John Munsinger (1817 - 1917)
My great-great grandfather was apparently quite a character. As reflected in the newspaper article below, in his senior years, of which he had many, he was fond of relating a story about his birth in the village of Bruchmühlbach, located in the modern state of Rheinland-Pfalz, Germany. This was a story which began with a kernel of truth and then received major embellishments. It is true that he was born at Bruchmühlbach. It is also true that his second great-uncle Joh. Adam Munzinger (1765 - 1839) built a large house with stables and guest accommodations in Bruchmühlbach, and that this house became an imperial "poststationshaus" or post station house on the kaiserstrasse, which was the main east-west road through that region during the Napoleonic empire. The house, stables, and watering trough are all still there today. It is logical and most likely true, according to the German Munzinger family history researchers, that Napoleon would have spent a night in the Bruchmühlbach post station house during his ill-fated 1812 military expedition to Russia, and that young Johann Christian Munzinger (known in America as "John") would have heard this story from his father, Christian Adam Munzinger.
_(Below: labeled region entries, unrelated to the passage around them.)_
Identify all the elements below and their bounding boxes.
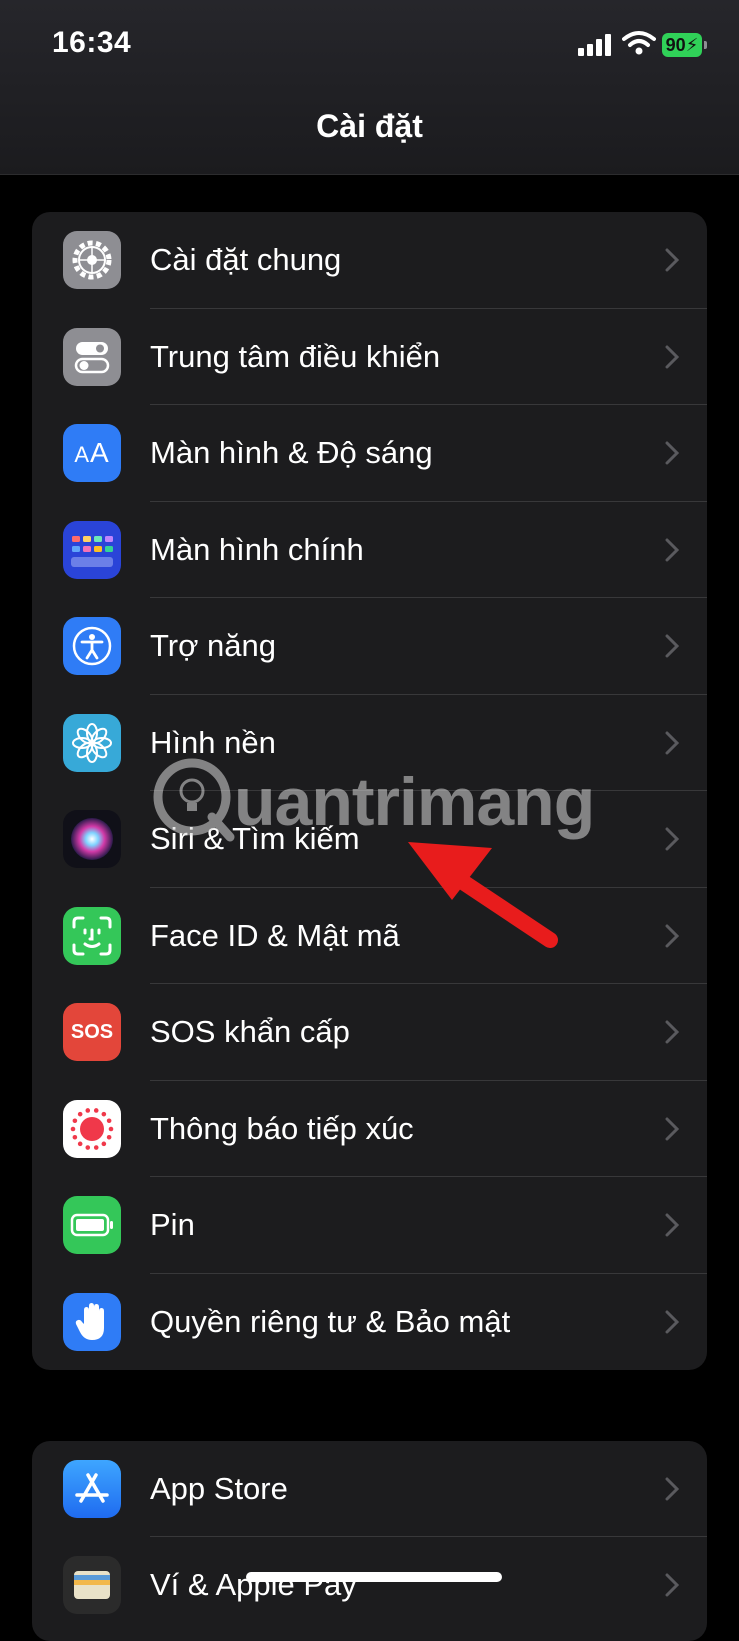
red-arrow-annotation [408,842,558,948]
exposure-dot [93,1144,99,1150]
exposure-dot [70,1126,76,1132]
exposure-dots-icon [63,1099,121,1158]
chevron-right-icon [665,1020,679,1044]
settings-row-general[interactable]: Cài đặt chung [32,212,707,309]
battery-percent: 90 [665,34,686,55]
chevron-right-icon [665,538,679,562]
settings-row-accessibility[interactable]: Trợ năng [32,598,707,695]
siri-icon [63,810,121,869]
wifi-icon [622,31,656,55]
row-label: Trung tâm điều khiển [150,338,441,374]
row-label: Face ID & Mật mã [150,917,400,953]
chevron-right-icon [665,441,679,465]
row-label: Hình nền [150,724,276,760]
settings-row-wallet-apple-pay[interactable]: Ví & Apple Pay [32,1537,707,1633]
exposure-dot [85,1107,91,1113]
hand-icon [63,1292,121,1351]
settings-row-display-brightness[interactable]: AA Màn hình & Độ sáng [32,405,707,502]
chevron-right-icon [665,345,679,369]
settings-row-privacy-security[interactable]: Quyền riêng tư & Bảo mật [32,1274,707,1371]
accessibility-icon [63,617,121,676]
chevron-right-icon [665,1213,679,1237]
text-size-icon: AA [63,424,121,483]
chevron-right-icon [665,248,679,272]
chevron-right-icon [665,1573,679,1597]
face-id-icon [63,906,121,965]
home-indicator[interactable] [246,1572,502,1582]
chevron-right-icon [665,731,679,755]
flower-icon [63,713,121,772]
exposure-dot [72,1134,78,1140]
exposure-dot [77,1111,83,1117]
exposure-dot [85,1144,91,1150]
row-label: Cài đặt chung [150,242,342,278]
row-label: SOS khẩn cấp [150,1014,350,1050]
settings-row-battery[interactable]: Pin [32,1177,707,1274]
row-label: Trợ năng [150,628,277,664]
chevron-right-icon [665,1477,679,1501]
battery-indicator: 90 ⚡ [662,33,707,57]
exposure-dot [101,1141,107,1146]
settings-row-home-screen[interactable]: Màn hình chính [32,502,707,598]
settings-row-siri-search[interactable]: Siri & Tìm kiếm [32,791,707,888]
cellular-signal-icon [578,34,614,56]
page-title: Cài đặt [316,108,423,144]
chevron-right-icon [665,634,679,658]
settings-row-control-center[interactable]: Trung tâm điều khiển [32,309,707,405]
exposure-dot [72,1118,78,1123]
battery-icon [63,1196,121,1255]
chevron-right-icon [665,924,679,948]
exposure-dot [77,1141,83,1146]
settings-row-emergency-sos[interactable]: SOS SOS khẩn cấp [32,984,707,1081]
chevron-right-icon [665,1117,679,1141]
row-label: Màn hình & Độ sáng [150,435,433,471]
settings-group-apps: App Store Ví & Apple Pay [32,1441,707,1641]
row-label: Thông báo tiếp xúc [150,1110,414,1146]
exposure-dot [101,1111,107,1117]
row-label: Quyền riêng tư & Bảo mật [150,1303,511,1339]
toggles-icon [63,327,121,386]
row-label: Màn hình chính [150,531,364,567]
settings-row-app-store[interactable]: App Store [32,1441,707,1537]
sos-icon-text: SOS [70,1020,114,1043]
row-label: Pin [150,1207,195,1243]
status-time: 16:34 [52,26,132,59]
gear-icon [63,231,121,290]
settings-row-exposure-notifications[interactable]: Thông báo tiếp xúc [32,1081,707,1177]
home-screen-grid-icon [63,520,121,579]
exposure-dot [108,1126,114,1132]
wallet-icon [63,1556,121,1614]
exposure-dot [106,1134,112,1140]
exposure-dot [93,1107,99,1113]
settings-row-face-id-passcode[interactable]: Face ID & Mật mã [32,888,707,984]
sos-icon: SOS [63,1003,121,1062]
row-label: App Store [150,1471,288,1506]
app-store-icon [63,1460,121,1518]
row-label: Siri & Tìm kiếm [150,821,360,857]
chevron-right-icon [665,827,679,851]
settings-row-wallpaper[interactable]: Hình nền [32,695,707,791]
exposure-dot [106,1118,112,1123]
chevron-right-icon [665,1310,679,1334]
settings-group-system: Cài đặt chung Trung tâm điều khiển AA Mà… [32,212,707,1370]
navigation-bar: 16:34 90 ⚡ Cài đặt [0,0,739,175]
However, at some point in John's retelling of the story, it seems that the house actually belonged to his father, and that the Empress Josephine was kept awake that night by the crying of the infant John Munsinger. To make that juicy piece of drama true, it would have been necessary for him to have been born in late 1812, not in December 1817 as per the churchbook christening record at the Evangelical Lutheran church in Lambsborn. So, while his age in the U.S. censuses appears to be approximately correct from 1850 to 1880, by the 1900 census he had gained 5 years. Before his death, to avoid any quarrels among his 11 living children, he directed that all of his available money be spent on a very nice headstone, and on that headstone in the Green Center Chapel cemetery in Jones County, Iowa is inscribed his date of death and his age "104 YRS 9 MS 11 DS", which is 5 years too many. I think some or all of his children must have known the truth, but he was reportedly "cantankerous and hard to live with, until he was 100", according to my grandmother, his granddaughter (born 1899). So probably they did not care to contradict him.
The German christening record at Lambsborn Evangelical Church shows "Johann Christian Munzinger" -- meaning the intended "calling name" was Christian. However, in America, after departing the ship Helen in the Port of New York, there is no record of him being called anything but "John".